Going back to cybersecurity, just know that businesses ponder this same question when determining the best course of action for protecting their most valuable asset: data. The modern cyber-criminal is always seeking new methods and tactics to steal sensitive data, which is detrimental for any organization – think of the brand damage and negative publicity, costs of remediation and implications for failing to adhere to privacy standards like GDPR, CCPA and HIPAA, just to name a few. Because of the sensitive nature of data being collected, governments have enacted guardrails to regulate how organizations use and protect this highly sensitive consumer data.
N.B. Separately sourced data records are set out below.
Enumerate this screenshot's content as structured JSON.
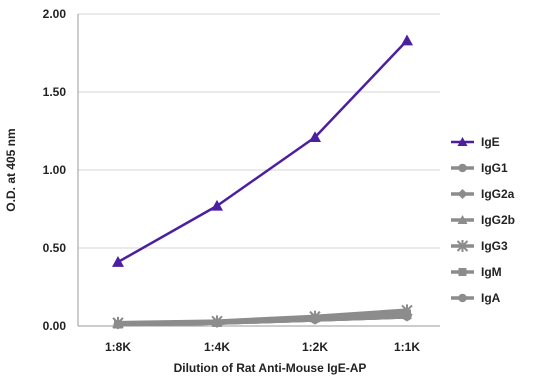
{
  "chart_data": {
    "type": "line",
    "title": "",
    "xlabel": "Dilution of Rat Anti-Mouse IgE-AP",
    "ylabel": "O.D. at 405 nm",
    "categories": [
      "1:8K",
      "1:4K",
      "1:2K",
      "1:1K"
    ],
    "ylim": [
      0,
      2.0
    ],
    "yticks": [
      "0.00",
      "0.50",
      "1.00",
      "1.50",
      "2.00"
    ],
    "grid": "horizontal",
    "legend_position": "right",
    "series": [
      {
        "name": "IgE",
        "values": [
          0.41,
          0.77,
          1.21,
          1.83
        ],
        "color": "#4b1fa0",
        "marker": "triangle"
      },
      {
        "name": "IgG1",
        "values": [
          0.01,
          0.02,
          0.04,
          0.06
        ],
        "color": "#8c8c8c",
        "marker": "circle"
      },
      {
        "name": "IgG2a",
        "values": [
          0.01,
          0.02,
          0.04,
          0.06
        ],
        "color": "#8c8c8c",
        "marker": "diamond"
      },
      {
        "name": "IgG2b",
        "values": [
          0.01,
          0.02,
          0.05,
          0.07
        ],
        "color": "#8c8c8c",
        "marker": "triangle"
      },
      {
        "name": "IgG3",
        "values": [
          0.02,
          0.03,
          0.06,
          0.1
        ],
        "color": "#8c8c8c",
        "marker": "star"
      },
      {
        "name": "IgM",
        "values": [
          0.01,
          0.02,
          0.05,
          0.08
        ],
        "color": "#8c8c8c",
        "marker": "square"
      },
      {
        "name": "IgA",
        "values": [
          0.01,
          0.02,
          0.04,
          0.06
        ],
        "color": "#8c8c8c",
        "marker": "circle"
      }
    ]
  }
}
Compliance is one of the many factors that security professionals must consider when choosing between breach prevention and breach mitigation. What is the best strategy for your business to choose? Do you invest in a variety of tools that try to prevent data breaches from occurring (remember that no 100% foolproof option truly exists, despite what vendors might tell you)? Or, do you go down the route of accepting that a breach is likely to occur at some point and therefore invest in solutions that mitigate a breach, meaning any information that threat actors get their hands on is rendered completely unreadable and thus worthless for their nefarious purposes?
"Compliance is one of the many factors that security professionals must consider when choosing between breach prevention and breach mitigation"
Both options – prevention and mitigation – have merit. However, don’t just select one and neglect the other because both should be implemented simultaneously as part of a comprehensive cybersecurity posture. As we have seen over the past two years, the number of attacks has escalated, with organizations suffering from a myriad of threats that have resulted in stolen data, exploited individuals and disrupted supply chains.
To counter these threats, organizations need to enforce a multi-layered defensive strategy for their enterprise data and entire IT infrastructure. Moreover, organizations should adopt the mindset that suffering a successful attack is inevitable and sensitive data within the environment might be accessed. Nevertheless, that data doesn’t have to be comprehensible in any meaningful way. In addition, businesses should embrace a zero trust model in which denying implicit trust to a user or entity simply based on location within the network environment is the default state. Of course, apply breach prevention and monitoring (firewalls, user access management and intrusion detection) but couple these tactics with breach mitigation in the form of data-centric security, which reduces negative consequences and fall-out should a data leak or breach occur. Data-centric security focuses solely on protecting the sensitive data and not the infrastructure that houses it – it obfuscates sensitive data elements so that users can’t get to the sensitive information within.
For example, tokenization is a form of data-centric security that can be utilized as a layer of breach mitigation. By replacing sensitive data with representational tokens, the overall data format remains intact without having the real (and really sensitive) values in plain text. Should a threat actor access the network and find a way to the data in its tokenized state, the information would be meaningless and not of any value on the black market. Therefore the threat of data being exploited is effectively neutralized. Moreover, the business will still be compliant with any data privacy and security regulations. In this type of situation, even if the breach cannot be prevented, at least the harmful fall-out is mitigated.
Data breaches, unfortunately, are accelerating in 2022, and your business could be next. I’m not being alarmist here, just realistic and actually optimistic. Ensure that you have the best and necessary security defenses as a preventative measure and have a breach mitigation option such as data-centric security in place should your data ecosystem become compromised. It might just mean any potential negative disruptions are kept to a minimum, and your business will live to fight another day.